Zwischendurch vermittelt uns der Autor, der für seinen Roman "Karte und Gebiet" 2010 den Prix Goncourt bekam, ein bisschen Zivilisationskritik, wie wir es von ihm kennen. In dem Kapitel "erinnerungen eines schwanzes" heißt es: "Die Männer wollen alle nur den Schwanz/gelutscht bekommen/So viele Stunden am Tag wie möglich/Von so vielen hübschen Mädchen wie möglich." Nicht selten gleitet Houellebecq in Banalitäten ab. In diesen Momenten fehlt das Hintergründige, man vermisst Andeutungen und Leerstellen, Schwingungen der Sprache. Doch dann blitzen plötzlich Verse und Aphorismen auf, die einen größeren Resonanzraum haben, das klingt dann zum Beispiel so: "Die sich vor dem Tod fürchten, fürchten sich auch vor dem Leben."

Vorliebe für die Dichter des 19. Jahrhunderts

Stilistisch kommt dieser Band seltsam uneinheitlich daher. Da finden sich Aphorismen, umgangsprachliche Wendungen, englische Einsprengsel, Trivialitäten, Pornografisches. Daneben klassische Alexandriner, wie wir sie etwa von dem Dichter Stéphane Mallarmé kennen, den Houellebecq verehrt. Der Autor, der aus seiner Vorliebe für die Dichter des 19. Jahrhunderts (ebenso Baudelaire oder Verlaine) keinen Hehl macht, verweigert sich hier ganz bewusst der Modernität. Die Reime, die er verwendet, wirken stellenweise allerdings recht gezwungen. Immerhin entschuldigt er sich an einer Stelle in einem Klammer-Satz für einen nicht gelungenen Reim, zeigt sogar, was sonst gar nicht seine Sache ist, einen Funken Selbstironie: "(Das reimt sich nicht so gut, pardon)." Der bewusste Spagat zwischen Vergangenheit und Moderne könnte reizvoll sein, erscheint hier aber etwas künstlich.

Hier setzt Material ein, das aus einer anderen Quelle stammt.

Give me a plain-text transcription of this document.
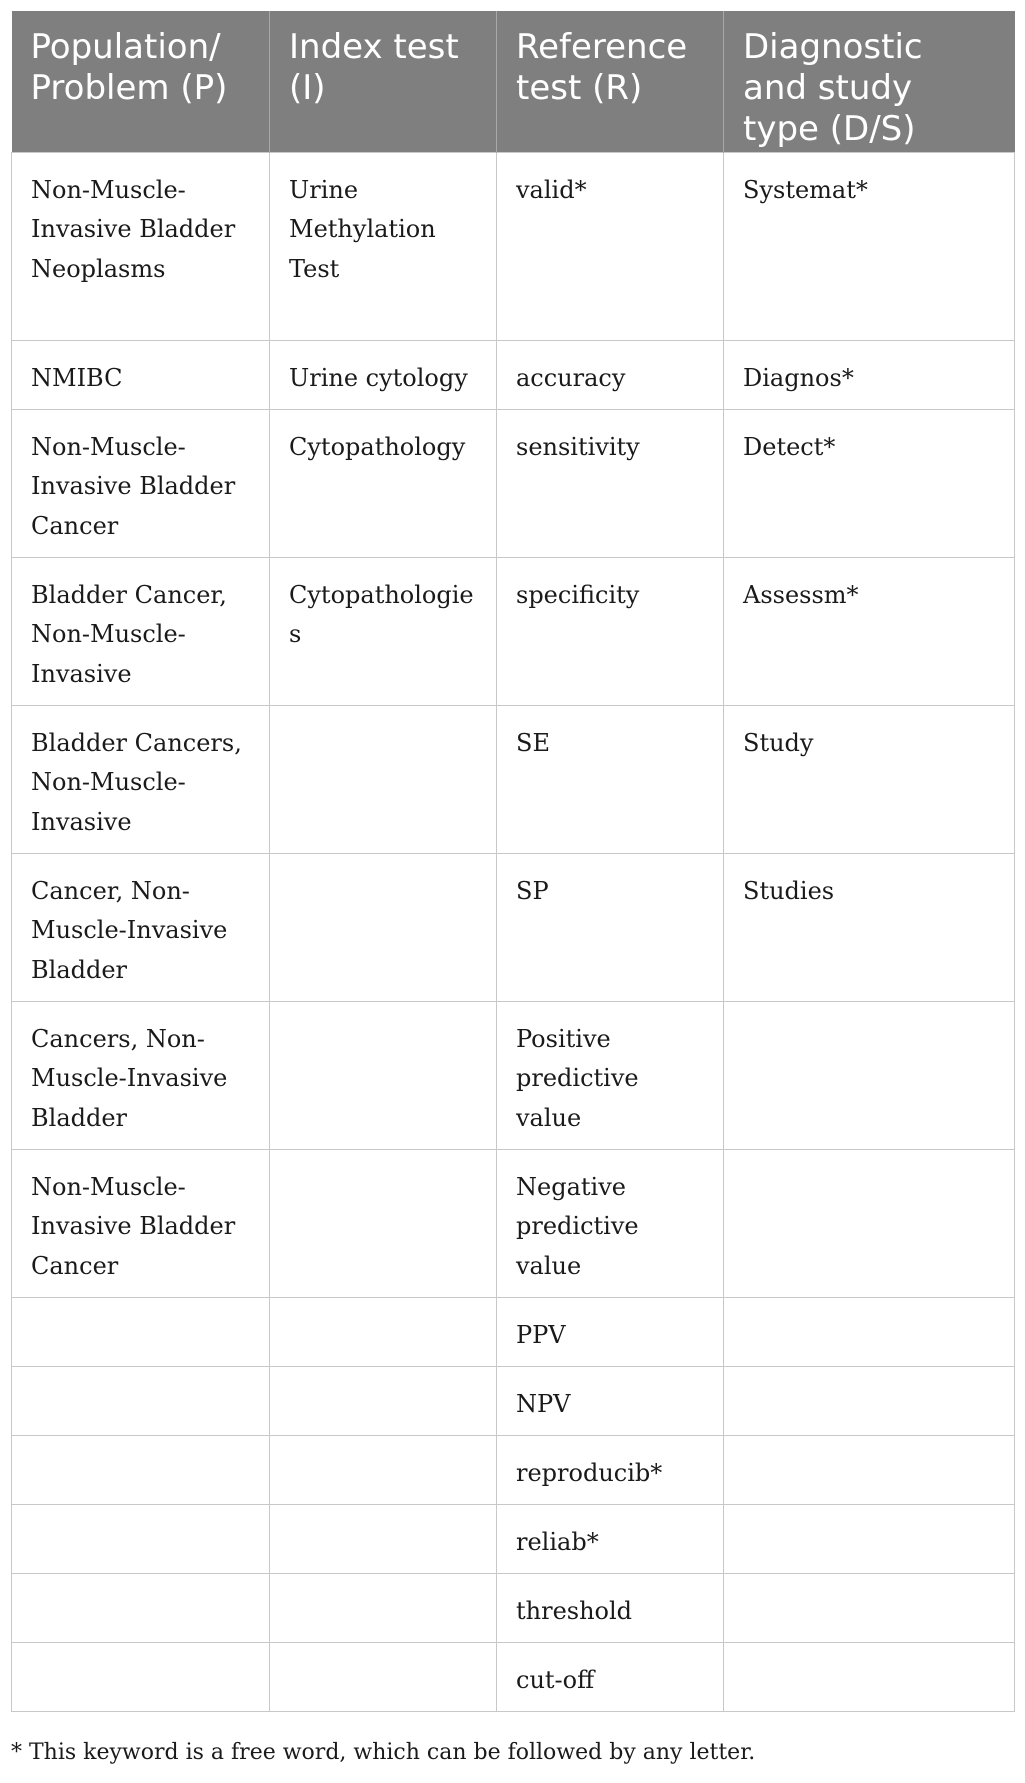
Population/ Problem (P)	Index test (I)	Reference test (R)	Diagnostic and study type (D/S)
Non-Muscle-Invasive Bladder Neoplasms	Urine Methylation Test	valid*	Systemat*
NMIBC	Urine cytology	accuracy	Diagnos*
Non-Muscle-Invasive Bladder Cancer	Cytopathology	sensitivity	Detect*
Bladder Cancer, Non-Muscle-Invasive	Cytopathologies	specificity	Assessm*
Bladder Cancers, Non-Muscle-Invasive		SE	Study
Cancer, Non-Muscle-Invasive Bladder		SP	Studies
Cancers, Non-Muscle-Invasive Bladder		Positive predictive value	
Non-Muscle-Invasive Bladder Cancer		Negative predictive value	
		PPV	
		NPV	
		reproducib*	
		reliab*	
		threshold	
		cut-off	
* This keyword is a free word, which can be followed by any letter.
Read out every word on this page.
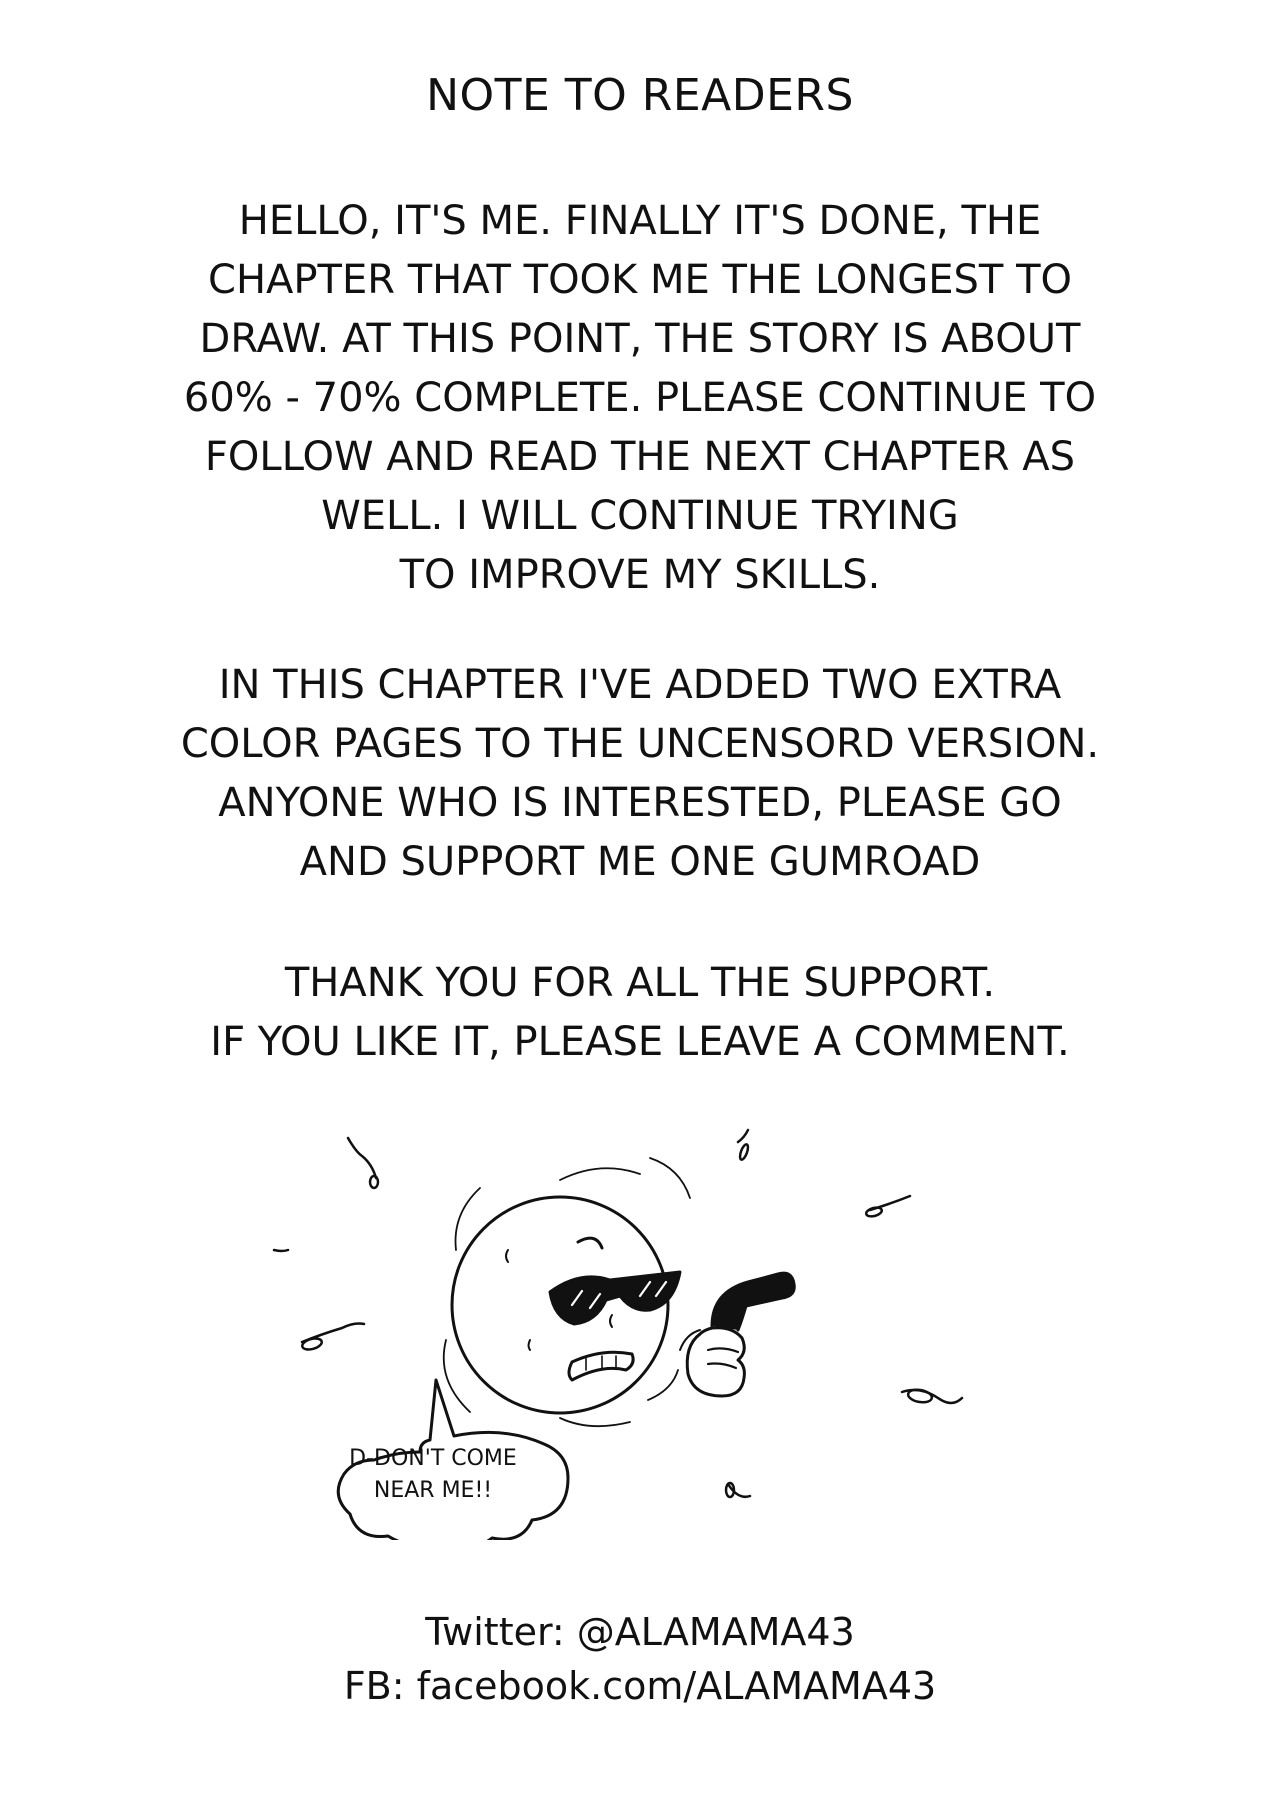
NOTE TO READERS
HELLO, IT'S ME. FINALLY IT'S DONE, THE
CHAPTER THAT TOOK ME THE LONGEST TO
DRAW. AT THIS POINT, THE STORY IS ABOUT
60% - 70% COMPLETE. PLEASE CONTINUE TO
FOLLOW AND READ THE NEXT CHAPTER AS
WELL. I WILL CONTINUE TRYING
TO IMPROVE MY SKILLS.
IN THIS CHAPTER I'VE ADDED TWO EXTRA
COLOR PAGES TO THE UNCENSORD VERSION.
ANYONE WHO IS INTERESTED, PLEASE GO
AND SUPPORT ME ONE GUMROAD
THANK YOU FOR ALL THE SUPPORT.
IF YOU LIKE IT, PLEASE LEAVE A COMMENT.
D-DON'T COME
NEAR ME!!
Twitter: @ALAMAMA43
FB: facebook.com/ALAMAMA43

Die überwiegend hervorragende Übersetzung von Stephan Kleiner und Hinrich Schmidt-Henkel erleichtert den Zugang zu dem Band, der durchgängig zweisprachig ist. Glücklicherweise haben sie darauf verzichtet, auch im Deutschen Reime zu suchen. Was freilich den Charakter des Textes komplett verändert, die Übersetzung wirkt moderner als das Original. Ein Glücksfall ist übrigens auch die Gestaltung des Buches: schwarzer Grundton, durchbrochen von einer zarten türkisfarbenen Schrift. Wer in das Buch hineinschauen möchte, muss erst eine Verschlussklappe öffnen - ein bisschen Geheimnis darf sein.

Es gehört zur Tradition der Weltschmerz-Poesie, das eigene Schreiben als Rettung anzusehen. Schreiben schafft Kontinuität, stellt sich der Verzweiflung, dem Näherrücken von Alter und Tod entgegen. Das ist auch bei Michel Houellebecq nicht anders. In einem Gedicht heißt es: "Das Gefühl, es reißt mir die Eingeweide heraus, wenn ich aufhöre zu schreiben." So ist der düstere Titel des Buches, der nach Schwanengesang klingt, dann vielleicht doch nicht wörtlich zu nehmen. Das Leiden geht weiter, aber das Schreiben auch.